Shawn Gude is a writer, graduate student, activist, and assistant editor at Jacobin. His intellectual influences include Chantal Mouffe, Michael Harrington, and Ella Baker. Contact him at shawn.gude@gmail.com or on Twitter @shawngude.

7 Comments

  1. Good stuff. Konczal is typically very good. I don’t have anything substantive to throw in, but wish Konczal’s idea were more influential in Dem policy.

  2. As an ardent supporter of vouchers, it seems kind of odd to say this, but I don’t entirely disagree.
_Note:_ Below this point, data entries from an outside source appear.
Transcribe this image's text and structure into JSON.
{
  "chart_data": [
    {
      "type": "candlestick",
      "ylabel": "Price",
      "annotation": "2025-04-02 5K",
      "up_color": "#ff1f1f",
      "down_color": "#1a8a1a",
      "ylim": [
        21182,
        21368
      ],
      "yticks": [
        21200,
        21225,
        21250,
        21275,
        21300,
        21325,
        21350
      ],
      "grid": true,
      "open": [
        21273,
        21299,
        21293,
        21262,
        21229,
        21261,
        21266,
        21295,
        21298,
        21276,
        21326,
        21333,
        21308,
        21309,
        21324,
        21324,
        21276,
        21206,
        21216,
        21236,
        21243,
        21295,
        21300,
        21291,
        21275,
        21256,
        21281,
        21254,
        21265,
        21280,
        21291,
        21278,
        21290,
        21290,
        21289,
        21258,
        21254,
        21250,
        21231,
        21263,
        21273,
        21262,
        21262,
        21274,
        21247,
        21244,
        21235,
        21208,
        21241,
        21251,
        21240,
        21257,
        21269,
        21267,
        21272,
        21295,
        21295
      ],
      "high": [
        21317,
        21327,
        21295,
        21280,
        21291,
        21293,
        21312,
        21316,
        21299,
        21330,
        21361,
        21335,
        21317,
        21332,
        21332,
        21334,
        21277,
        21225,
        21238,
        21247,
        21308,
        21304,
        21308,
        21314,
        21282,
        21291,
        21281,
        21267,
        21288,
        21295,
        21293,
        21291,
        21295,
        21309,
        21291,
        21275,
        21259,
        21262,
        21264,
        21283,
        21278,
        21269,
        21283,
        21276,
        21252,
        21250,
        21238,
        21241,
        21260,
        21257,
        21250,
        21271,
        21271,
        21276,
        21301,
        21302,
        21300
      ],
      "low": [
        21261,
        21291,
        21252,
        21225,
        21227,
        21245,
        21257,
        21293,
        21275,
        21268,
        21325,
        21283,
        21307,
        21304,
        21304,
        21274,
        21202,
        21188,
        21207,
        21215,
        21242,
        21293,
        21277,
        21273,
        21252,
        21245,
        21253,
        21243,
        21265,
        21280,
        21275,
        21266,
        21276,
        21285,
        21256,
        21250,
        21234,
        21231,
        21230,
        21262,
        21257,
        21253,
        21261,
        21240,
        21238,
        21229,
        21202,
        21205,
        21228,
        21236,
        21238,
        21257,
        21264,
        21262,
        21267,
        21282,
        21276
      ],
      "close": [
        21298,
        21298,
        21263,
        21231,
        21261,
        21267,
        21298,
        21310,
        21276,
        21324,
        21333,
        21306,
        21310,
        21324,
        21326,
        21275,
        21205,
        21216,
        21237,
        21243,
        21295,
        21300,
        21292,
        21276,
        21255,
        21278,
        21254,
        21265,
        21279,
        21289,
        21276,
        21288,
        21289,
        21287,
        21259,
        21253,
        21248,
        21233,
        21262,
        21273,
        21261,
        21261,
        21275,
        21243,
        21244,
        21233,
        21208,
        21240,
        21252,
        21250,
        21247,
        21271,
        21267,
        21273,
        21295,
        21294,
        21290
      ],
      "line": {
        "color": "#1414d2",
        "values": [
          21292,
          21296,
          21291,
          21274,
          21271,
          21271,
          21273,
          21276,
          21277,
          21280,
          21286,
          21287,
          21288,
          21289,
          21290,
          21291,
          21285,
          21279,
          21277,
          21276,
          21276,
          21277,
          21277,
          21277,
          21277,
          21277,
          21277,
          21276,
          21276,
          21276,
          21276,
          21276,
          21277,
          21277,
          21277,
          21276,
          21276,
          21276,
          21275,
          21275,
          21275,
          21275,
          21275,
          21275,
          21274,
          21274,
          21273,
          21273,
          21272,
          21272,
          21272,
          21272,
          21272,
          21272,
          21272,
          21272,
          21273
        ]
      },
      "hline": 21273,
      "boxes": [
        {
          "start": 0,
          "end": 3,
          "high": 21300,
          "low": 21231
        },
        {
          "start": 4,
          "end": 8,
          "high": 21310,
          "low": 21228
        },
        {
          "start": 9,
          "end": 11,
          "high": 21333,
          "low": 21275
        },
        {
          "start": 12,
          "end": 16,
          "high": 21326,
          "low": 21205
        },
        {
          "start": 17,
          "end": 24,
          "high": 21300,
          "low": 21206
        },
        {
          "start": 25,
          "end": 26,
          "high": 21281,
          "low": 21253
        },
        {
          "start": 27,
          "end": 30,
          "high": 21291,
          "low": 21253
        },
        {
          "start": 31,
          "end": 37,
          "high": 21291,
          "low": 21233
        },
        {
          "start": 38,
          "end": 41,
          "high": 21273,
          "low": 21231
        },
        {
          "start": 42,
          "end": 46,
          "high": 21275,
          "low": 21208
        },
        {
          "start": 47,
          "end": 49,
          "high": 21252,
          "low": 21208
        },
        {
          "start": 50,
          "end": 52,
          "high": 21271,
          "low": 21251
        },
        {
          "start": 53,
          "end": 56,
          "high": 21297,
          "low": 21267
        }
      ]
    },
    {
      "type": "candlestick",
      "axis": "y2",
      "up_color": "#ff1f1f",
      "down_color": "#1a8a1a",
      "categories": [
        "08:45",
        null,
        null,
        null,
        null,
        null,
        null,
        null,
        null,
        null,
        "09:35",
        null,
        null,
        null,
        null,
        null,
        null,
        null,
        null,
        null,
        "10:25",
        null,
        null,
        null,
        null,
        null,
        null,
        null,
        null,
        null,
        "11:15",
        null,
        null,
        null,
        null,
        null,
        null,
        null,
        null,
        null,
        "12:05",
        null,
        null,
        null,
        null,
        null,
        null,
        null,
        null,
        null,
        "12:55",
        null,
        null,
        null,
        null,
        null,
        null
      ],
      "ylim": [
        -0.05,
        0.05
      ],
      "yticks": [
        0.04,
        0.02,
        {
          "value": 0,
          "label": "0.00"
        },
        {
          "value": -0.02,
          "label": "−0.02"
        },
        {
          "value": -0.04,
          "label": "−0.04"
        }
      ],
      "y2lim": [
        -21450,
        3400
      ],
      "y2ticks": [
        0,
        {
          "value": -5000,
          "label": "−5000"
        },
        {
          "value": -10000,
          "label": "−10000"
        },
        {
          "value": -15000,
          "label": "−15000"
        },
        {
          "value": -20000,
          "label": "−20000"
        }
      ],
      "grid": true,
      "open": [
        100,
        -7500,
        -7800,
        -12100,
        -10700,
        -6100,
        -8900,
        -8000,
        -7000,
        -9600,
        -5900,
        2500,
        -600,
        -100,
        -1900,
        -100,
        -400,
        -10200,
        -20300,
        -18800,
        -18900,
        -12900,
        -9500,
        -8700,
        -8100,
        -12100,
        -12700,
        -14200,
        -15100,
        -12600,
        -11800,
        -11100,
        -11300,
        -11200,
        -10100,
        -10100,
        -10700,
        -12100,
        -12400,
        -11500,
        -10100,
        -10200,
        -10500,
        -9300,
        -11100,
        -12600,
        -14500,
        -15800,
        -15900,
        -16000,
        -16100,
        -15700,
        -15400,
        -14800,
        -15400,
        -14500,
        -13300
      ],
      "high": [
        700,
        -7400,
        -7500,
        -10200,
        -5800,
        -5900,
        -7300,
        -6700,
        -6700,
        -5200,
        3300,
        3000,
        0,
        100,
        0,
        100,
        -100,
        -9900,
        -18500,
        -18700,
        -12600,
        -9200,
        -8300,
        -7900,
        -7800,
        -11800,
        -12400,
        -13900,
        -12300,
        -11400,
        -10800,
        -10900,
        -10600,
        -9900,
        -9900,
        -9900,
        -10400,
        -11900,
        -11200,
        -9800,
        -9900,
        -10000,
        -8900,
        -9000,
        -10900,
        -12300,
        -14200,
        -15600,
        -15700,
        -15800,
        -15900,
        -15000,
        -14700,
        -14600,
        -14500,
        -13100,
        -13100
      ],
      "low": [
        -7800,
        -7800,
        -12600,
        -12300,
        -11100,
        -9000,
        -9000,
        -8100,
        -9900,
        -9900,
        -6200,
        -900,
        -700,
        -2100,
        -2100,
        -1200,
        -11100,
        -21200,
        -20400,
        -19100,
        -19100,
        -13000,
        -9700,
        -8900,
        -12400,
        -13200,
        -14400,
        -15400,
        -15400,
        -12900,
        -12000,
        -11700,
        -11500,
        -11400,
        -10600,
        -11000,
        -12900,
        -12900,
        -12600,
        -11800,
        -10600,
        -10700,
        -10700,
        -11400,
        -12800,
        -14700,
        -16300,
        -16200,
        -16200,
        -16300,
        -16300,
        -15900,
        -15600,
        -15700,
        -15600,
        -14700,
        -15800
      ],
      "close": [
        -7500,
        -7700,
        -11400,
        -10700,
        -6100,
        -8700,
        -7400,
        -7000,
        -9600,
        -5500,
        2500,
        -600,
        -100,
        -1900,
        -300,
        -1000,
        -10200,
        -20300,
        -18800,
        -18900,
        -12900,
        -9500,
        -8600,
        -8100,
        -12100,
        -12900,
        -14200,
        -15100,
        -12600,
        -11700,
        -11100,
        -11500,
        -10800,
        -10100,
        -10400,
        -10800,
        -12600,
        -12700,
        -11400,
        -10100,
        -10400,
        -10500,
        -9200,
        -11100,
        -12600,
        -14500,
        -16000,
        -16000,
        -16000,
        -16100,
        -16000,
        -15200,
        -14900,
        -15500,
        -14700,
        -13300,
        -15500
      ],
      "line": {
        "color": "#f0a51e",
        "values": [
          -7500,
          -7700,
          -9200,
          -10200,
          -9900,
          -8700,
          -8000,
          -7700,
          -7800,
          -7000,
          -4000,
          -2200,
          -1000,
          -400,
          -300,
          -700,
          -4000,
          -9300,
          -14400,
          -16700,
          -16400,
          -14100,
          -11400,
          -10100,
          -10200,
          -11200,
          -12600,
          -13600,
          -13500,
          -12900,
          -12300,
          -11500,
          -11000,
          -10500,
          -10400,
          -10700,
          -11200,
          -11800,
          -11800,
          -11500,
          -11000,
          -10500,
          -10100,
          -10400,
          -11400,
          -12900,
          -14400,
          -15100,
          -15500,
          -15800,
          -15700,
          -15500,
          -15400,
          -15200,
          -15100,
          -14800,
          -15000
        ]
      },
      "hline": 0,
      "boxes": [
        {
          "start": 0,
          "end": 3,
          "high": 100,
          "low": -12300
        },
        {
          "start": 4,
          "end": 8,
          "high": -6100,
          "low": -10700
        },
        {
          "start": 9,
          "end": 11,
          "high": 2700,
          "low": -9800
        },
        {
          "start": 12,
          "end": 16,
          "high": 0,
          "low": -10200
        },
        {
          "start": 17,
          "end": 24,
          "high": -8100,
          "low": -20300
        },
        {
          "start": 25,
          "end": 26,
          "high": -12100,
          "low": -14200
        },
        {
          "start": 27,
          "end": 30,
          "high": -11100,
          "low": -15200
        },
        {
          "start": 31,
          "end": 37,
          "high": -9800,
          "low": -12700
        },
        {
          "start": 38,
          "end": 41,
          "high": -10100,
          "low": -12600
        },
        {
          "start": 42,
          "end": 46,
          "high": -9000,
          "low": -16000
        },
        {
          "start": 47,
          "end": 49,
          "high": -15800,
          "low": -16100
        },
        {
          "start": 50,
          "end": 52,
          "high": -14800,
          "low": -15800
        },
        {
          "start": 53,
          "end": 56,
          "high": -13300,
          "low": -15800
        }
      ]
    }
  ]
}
I’d rather more funding go to state schools directly rather than backdoor ways to state and (particularly!) private schools.

    That being said, it probably wouldn’t take long drilling down on this issue to find strong disagreement. (At some point, we need to take a harder look at who we are sending to college and who we are not, if cost isn’t going to be the filter.) (And cost should not be the filter.)

    • That said, if fewer people are going to go to college as a result of taking that harder look, an economy that increasingly asks for a degree to do much more than flip burgers is gonna pose a problem…

      • I think you’re confusing cause and effect here. It’s not that college education is actually necessary for most jobs that officially require it; it’s that due to the normalization of college, lack of a diploma is correlated with undesirable characteristics. Back in the days when college was more exclusive, the correlation was much weaker, and so employers would consider high school graduates for jobs which today they would only offer to college graduates. If college became more exclusive again, there wouldn’t be enough college graduates to fill those jobs.

        I think that selection bias is a hugely underappreciated reason for the divergence of wages between high school and college graduates, and especially for the decline in average wages of workers without high school diplomas.

  3. “Democratic choices as citizens
    encourage accountability, voice,
    transparency, rules and claims
    through reasoning that goes
    beyond the self.”

    Ha Ha Ha Ha Ha.

    Oh wait, you’re serious? Let me laugh even harder.

    HA HA HA HA HA HA HA HA

  4. How would one ensure increased appropriations are used for tuition relief? I’m sure you don’t have much in common with Cato’s Neal McCluskey, but I think he has a good point when he talks about the arms race in higher education. Many public institutions are focused on building the biggest and best recreational facilities or dorms with frivolous amenities. Would you threaten to cut off aid to schools who don’t meet tuition benchmarks?

    • I don’t disagree that an “arms race” is partially responsible for rising tuition, but it’s not the principal reason. That said, I wouldn’t be opposed to setting tuition benchmarks.